Debtor's Welcome to their Brother
The emphasis of this chapter is to address the different insolvency procedures for corporate and individual debtors. The Committee’s task is to examine whether the different procedures could be harmonised.
The Chapter proposes, at 2.3, the abolition of the acts of bankruptcy related to bankruptcy proceedings, and instead introduce a new system based on prima facie proof of insolvency. It also addresses other issues such as the criteria that justify an application by the creditor for the administration of insolvency proceedings, the categories of debt that justify the initiation of insolvency proceedings(2.5-2.11), and finally,the grounds for and evidence of an application.
A number of regarding the hearing questions are before the Committee(listed at 3.6). The committee recommends that payments, whether fully or in installments, must dispose of the proceedings, so far as this is consistent with the interests of other creditors. An emphasis is added on avoiding the publicity of paying off.
At page 23 of the document, the first draft of Chapter 5 is found. This draft focuses on the philosophy(5.3) and aims(5.6) for insolvency law, while the one above it highlighted the shortcomings of the current system against such aims. It then goes on to highlighting the differences between consumer and commercial debtors(5.10-14).

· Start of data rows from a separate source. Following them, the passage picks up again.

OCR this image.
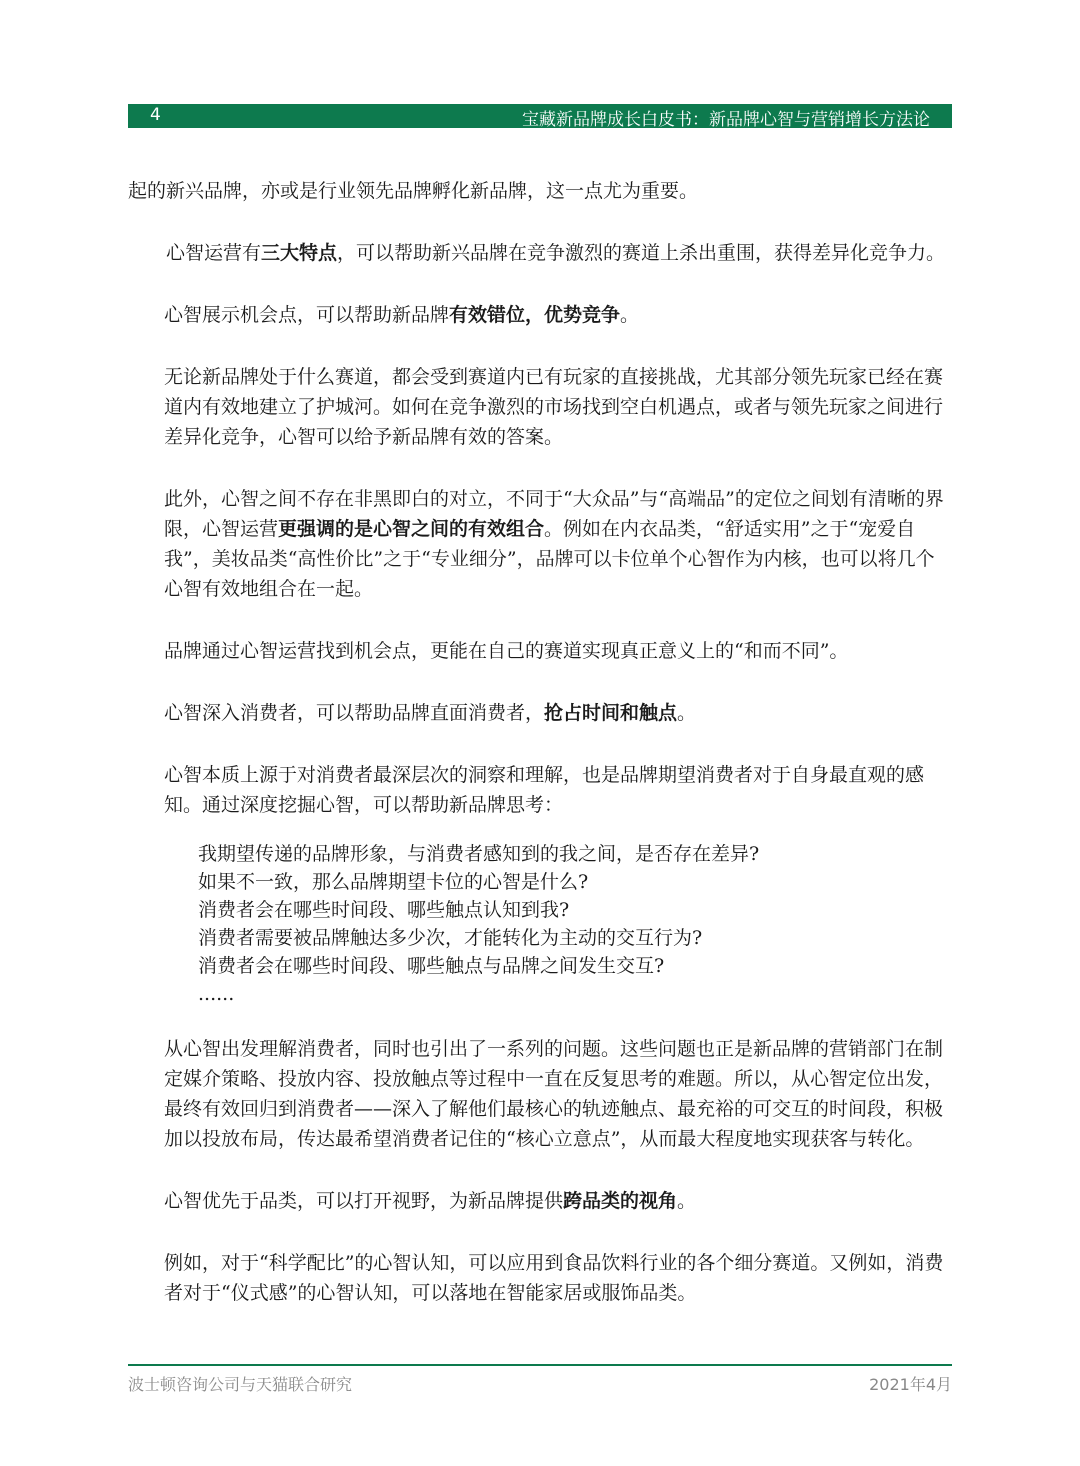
4	宝藏新品牌成长白皮书：新品牌心智与营销增长方法论

起的新兴品牌，亦或是行业领先品牌孵化新品牌，这一点尤为重要。

心智运营有三大特点，可以帮助新兴品牌在竞争激烈的赛道上杀出重围，获得差异化竞争力。

心智展示机会点，可以帮助新品牌有效错位，优势竞争。

无论新品牌处于什么赛道，都会受到赛道内已有玩家的直接挑战，尤其部分领先玩家已经在赛道内有效地建立了护城河。如何在竞争激烈的市场找到空白机遇点，或者与领先玩家之间进行差异化竞争，心智可以给予新品牌有效的答案。

此外，心智之间不存在非黑即白的对立，不同于“大众品”与“高端品”的定位之间划有清晰的界限，心智运营更强调的是心智之间的有效组合。例如在内衣品类，“舒适实用”之于“宠爱自我”，美妆品类“高性价比”之于“专业细分”，品牌可以卡位单个心智作为内核，也可以将几个心智有效地组合在一起。

品牌通过心智运营找到机会点，更能在自己的赛道实现真正意义上的“和而不同”。

心智深入消费者，可以帮助品牌直面消费者，抢占时间和触点。

心智本质上源于对消费者最深层次的洞察和理解，也是品牌期望消费者对于自身最直观的感知。通过深度挖掘心智，可以帮助新品牌思考：

我期望传递的品牌形象，与消费者感知到的我之间，是否存在差异?
如果不一致，那么品牌期望卡位的心智是什么?
消费者会在哪些时间段、哪些触点认知到我?
消费者需要被品牌触达多少次，才能转化为主动的交互行为?
消费者会在哪些时间段、哪些触点与品牌之间发生交互?
......

从心智出发理解消费者，同时也引出了一系列的问题。这些问题也正是新品牌的营销部门在制定媒介策略、投放内容、投放触点等过程中一直在反复思考的难题。所以，从心智定位出发，最终有效回归到消费者——深入了解他们最核心的轨迹触点、最充裕的可交互的时间段，积极加以投放布局，传达最希望消费者记住的“核心立意点”，从而最大程度地实现获客与转化。

心智优先于品类，可以打开视野，为新品牌提供跨品类的视角。

例如，对于“科学配比”的心智认知，可以应用到食品饮料行业的各个细分赛道。又例如，消费者对于“仪式感”的心智认知，可以落地在智能家居或服饰品类。

波士顿咨询公司与天猫联合研究	2021年4月
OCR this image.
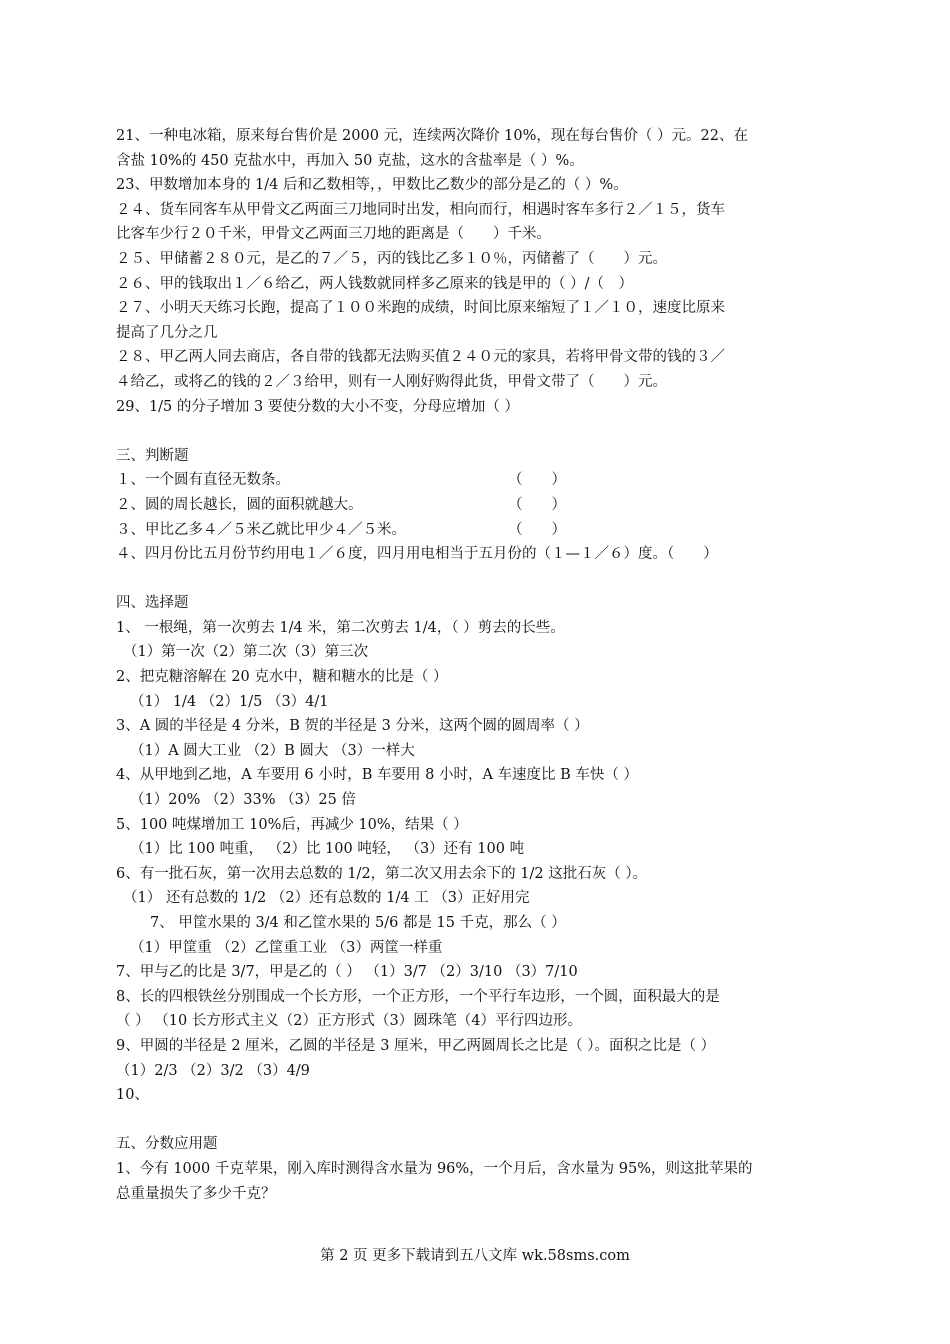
21、一种电冰箱，原来每台售价是 2000 元，连续两次降价 10%，现在每台售价（ ）元。22、在
含盐 10%的 450 克盐水中，再加入 50 克盐，这水的含盐率是（ ）%。
23、甲数增加本身的 1/4 后和乙数相等，，甲数比乙数少的部分是乙的（ ）%。
２４、货车同客车从甲骨文乙两面三刀地同时出发，相向而行，相遇时客车多行２／１５，货车
比客车少行２０千米，甲骨文乙两面三刀地的距离是（　　）千米。
２５、甲储蓄２８０元，是乙的７／５，丙的钱比乙多１０％，丙储蓄了（　　）元。
２６、甲的钱取出１／６给乙，两人钱数就同样多乙原来的钱是甲的（ ）/（　）
２７、小明天天练习长跑，提高了１００米跑的成绩，时间比原来缩短了１／１０，速度比原来
提高了几分之几
２８、甲乙两人同去商店，各自带的钱都无法购买值２４０元的家具，若将甲骨文带的钱的３／
４给乙，或将乙的钱的２／３给甲，则有一人刚好购得此货，甲骨文带了（　　）元。
29、1/5 的分子增加 3 要使分数的大小不变，分母应增加（ ）
三、判断题
１、一个圆有直径无数条。	（　　）
２、圆的周长越长，圆的面积就越大。	（　　）
３、甲比乙多４／５米乙就比甲少４／５米。	（　　）
４、四月份比五月份节约用电１／６度，四月用电相当于五月份的（１—１／６）度。（　　）
四、选择题
1、 一根绳，第一次剪去 1/4 米，第二次剪去 1/4，（ ）剪去的长些。
（1）第一次（2）第二次（3）第三次
2、把克糖溶解在 20 克水中，糖和糖水的比是（ ）
（1） 1/4 （2）1/5 （3）4/1
3、A 圆的半径是 4 分米，B 贺的半径是 3 分米，这两个圆的圆周率（ ）
（1）A 圆大工业 （2）B 圆大 （3）一样大
4、从甲地到乙地，A 车要用 6 小时，B 车要用 8 小时，A 车速度比 B 车快（ ）
（1）20% （2）33% （3）25 倍
5、100 吨煤增加工 10%后，再减少 10%，结果（ ）
（1）比 100 吨重， （2）比 100 吨轻， （3）还有 100 吨
6、有一批石灰，第一次用去总数的 1/2，第二次又用去余下的 1/2 这批石灰（ ）。
（1） 还有总数的 1/2 （2）还有总数的 1/4 工 （3）正好用完
7、 甲筐水果的 3/4 和乙筐水果的 5/6 都是 15 千克，那么（ ）
（1）甲筐重 （2）乙筐重工业 （3）两筐一样重
7、甲与乙的比是 3/7，甲是乙的（ ） （1）3/7 （2）3/10 （3）7/10
8、长的四根铁丝分别围成一个长方形，一个正方形，一个平行车边形，一个圆，面积最大的是
（ ） （10 长方形式主义（2）正方形式（3）圆珠笔（4）平行四边形。
9、甲圆的半径是 2 厘米，乙圆的半径是 3 厘米，甲乙两圆周长之比是（ ）。面积之比是（ ）
（1）2/3 （2）3/2 （3）4/9
10、
五、分数应用题
1、今有 1000 千克苹果，刚入库时测得含水量为 96%，一个月后，含水量为 95%，则这批苹果的
总重量损失了多少千克？
第 2 页 更多下载请到五八文库 wk.58sms.com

The chapter outlines the common behaviours of parties that go into insolvency(5.16-19). The report recommends that all parties face insolvency as quickly as possible. It recommends a new system whereby debtors could put themselves in the hands of their creditors with no delays, and that the mode of administration should not be decided until enough information on each case is supplied to the court.

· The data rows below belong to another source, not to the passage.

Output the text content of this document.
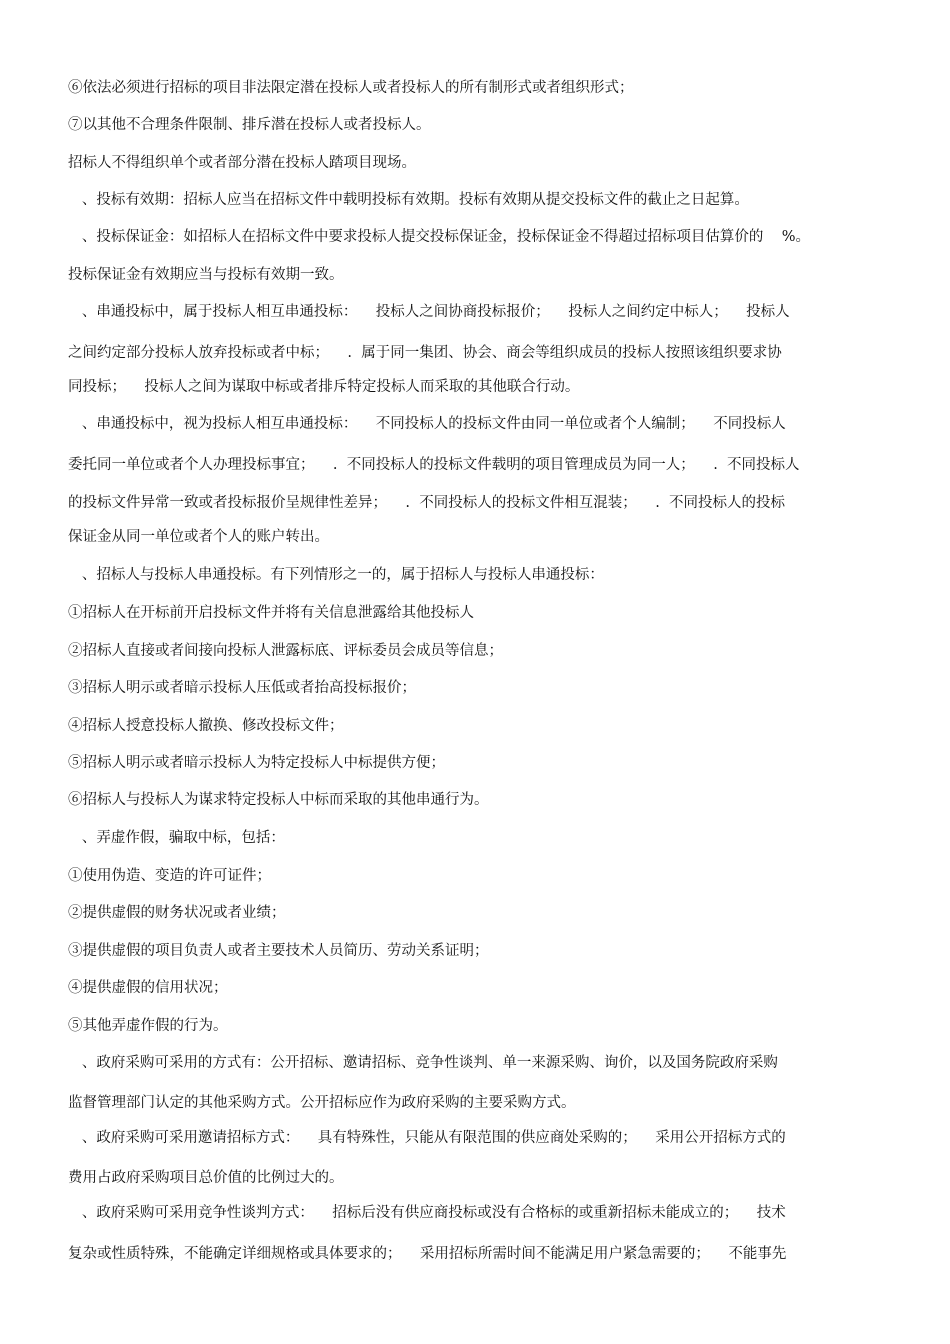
⑥依法必须进行招标的项目非法限定潜在投标人或者投标人的所有制形式或者组织形式；
⑦以其他不合理条件限制、排斥潜在投标人或者投标人。
招标人不得组织单个或者部分潜在投标人踏项目现场。
、投标有效期：招标人应当在招标文件中载明投标有效期。投标有效期从提交投标文件的截止之日起算。
、投标保证金：如招标人在招标文件中要求投标人提交投标保证金，投标保证金不得超过招标项目估算价的    %。
投标保证金有效期应当与投标有效期一致。
、串通投标中，属于投标人相互串通投标：    投标人之间协商投标报价；    投标人之间约定中标人；    投标人
之间约定部分投标人放弃投标或者中标；    .  属于同一集团、协会、商会等组织成员的投标人按照该组织要求协
同投标；    投标人之间为谋取中标或者排斥特定投标人而采取的其他联合行动。
、串通投标中，视为投标人相互串通投标：    不同投标人的投标文件由同一单位或者个人编制；    不同投标人
委托同一单位或者个人办理投标事宜；    .  不同投标人的投标文件载明的项目管理成员为同一人；    .  不同投标人
的投标文件异常一致或者投标报价呈规律性差异；    .  不同投标人的投标文件相互混装；    .  不同投标人的投标
保证金从同一单位或者个人的账户转出。
、招标人与投标人串通投标。有下列情形之一的，属于招标人与投标人串通投标：
①招标人在开标前开启投标文件并将有关信息泄露给其他投标人
②招标人直接或者间接向投标人泄露标底、评标委员会成员等信息；
③招标人明示或者暗示投标人压低或者抬高投标报价；
④招标人授意投标人撤换、修改投标文件；
⑤招标人明示或者暗示投标人为特定投标人中标提供方便；
⑥招标人与投标人为谋求特定投标人中标而采取的其他串通行为。
、弄虚作假，骗取中标，包括：
①使用伪造、变造的许可证件；
②提供虚假的财务状况或者业绩；
③提供虚假的项目负责人或者主要技术人员简历、劳动关系证明；
④提供虚假的信用状况；
⑤其他弄虚作假的行为。
、政府采购可采用的方式有：公开招标、邀请招标、竞争性谈判、单一来源采购、询价，以及国务院政府采购
监督管理部门认定的其他采购方式。公开招标应作为政府采购的主要采购方式。
、政府采购可采用邀请招标方式：    具有特殊性，只能从有限范围的供应商处采购的；    采用公开招标方式的
费用占政府采购项目总价值的比例过大的。
、政府采购可采用竞争性谈判方式：    招标后没有供应商投标或没有合格标的或重新招标未能成立的；    技术
复杂或性质特殊，不能确定详细规格或具体要求的；    采用招标所需时间不能满足用户紧急需要的；    不能事先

The report identified a considerable disparity between the rights and remedies of creditors. It points to the question of the extent to which a creditor is entitled to control a debtor’s property, without prejudicing both parties’ rights.
Creditors are disadvantaged by a restriction on their civil remedies, as well as delay in realising the insolvent’s estate. This could be mitigated by deciding what estate should be available for distribution among creditors. The final version of this section is to be found on pages 77-79 of the PDF.